The nurse is very pretty, with a curly ponytail that spins above her head at the slightest movement. She has dimples and she smiles a lot, and nurse’s training has given her an ass that Jonah wills himself not to notice.

“Is this your regular job?” she asks him, as he arranges the meal brought in for Mr. Jeffries.

“Part-time,” he shrugs back. He’s in a polo shirt, a garment that either makes you look fat or chiseled. “All I can find, really. You know,” he smirks, “put my degree to work and all.”

She laughs. “No one ever ends up doing what they planned, I think. I was gonna be a singer.” She laughs again.

“I can tell,” he says, hearing her.

She’s tan enough he doesn’t see her blush. “Call if you need any help,” she tells the babysitter. “His daughter says she’ll be back in a couple hours.”

“I promise not to murder the man.”

“Well let’s not make promises we can’t keep.” A wink, and she’s gone.

Jonah pulls the tray closer to Mr.
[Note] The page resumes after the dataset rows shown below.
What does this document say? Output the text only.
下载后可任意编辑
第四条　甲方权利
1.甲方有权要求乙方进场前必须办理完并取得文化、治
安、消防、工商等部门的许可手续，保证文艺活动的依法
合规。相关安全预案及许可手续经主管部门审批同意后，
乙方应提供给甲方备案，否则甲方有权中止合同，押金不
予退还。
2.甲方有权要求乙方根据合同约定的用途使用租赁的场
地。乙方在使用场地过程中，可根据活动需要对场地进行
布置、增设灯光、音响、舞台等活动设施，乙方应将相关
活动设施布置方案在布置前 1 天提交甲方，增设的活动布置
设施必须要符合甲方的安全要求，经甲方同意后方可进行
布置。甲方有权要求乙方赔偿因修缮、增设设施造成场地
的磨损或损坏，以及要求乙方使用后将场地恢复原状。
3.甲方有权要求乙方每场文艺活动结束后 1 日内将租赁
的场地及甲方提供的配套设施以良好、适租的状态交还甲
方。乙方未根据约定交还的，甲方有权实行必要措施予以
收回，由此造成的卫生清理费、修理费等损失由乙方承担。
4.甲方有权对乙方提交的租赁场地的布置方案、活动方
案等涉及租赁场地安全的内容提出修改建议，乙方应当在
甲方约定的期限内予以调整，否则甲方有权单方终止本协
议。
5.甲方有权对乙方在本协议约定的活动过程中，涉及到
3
Jeffries, who pushes it back. “You sure you don’t want any?” Jonah asks. The beef stroganoff is fragrant with hopeless seasoning.


“There’s soup. Chicken and broccoli.” Jonah tips the bowl to show him. Jeffries tilts his head as high as the neck brace will let him. His eyebrows dart up in appraisal, looking like defensive porcupines. Finally he shakes his head.

“You want me to at least open your Dr. Pepper?”

Jeffries chuckles, an act reliant on silent jerks. “I hope you don’t earn your living in sales.”

Jonah nods. “You and I both, Mr. Jeffries.”

“I knew a guy in sales,” Jeffries says. “Back in Murfreesboro. Real good at his job. Brought home good money for the day.” He stares up at the blank television, nods. “Nice hair, too. You hardly see nice hair anymore.”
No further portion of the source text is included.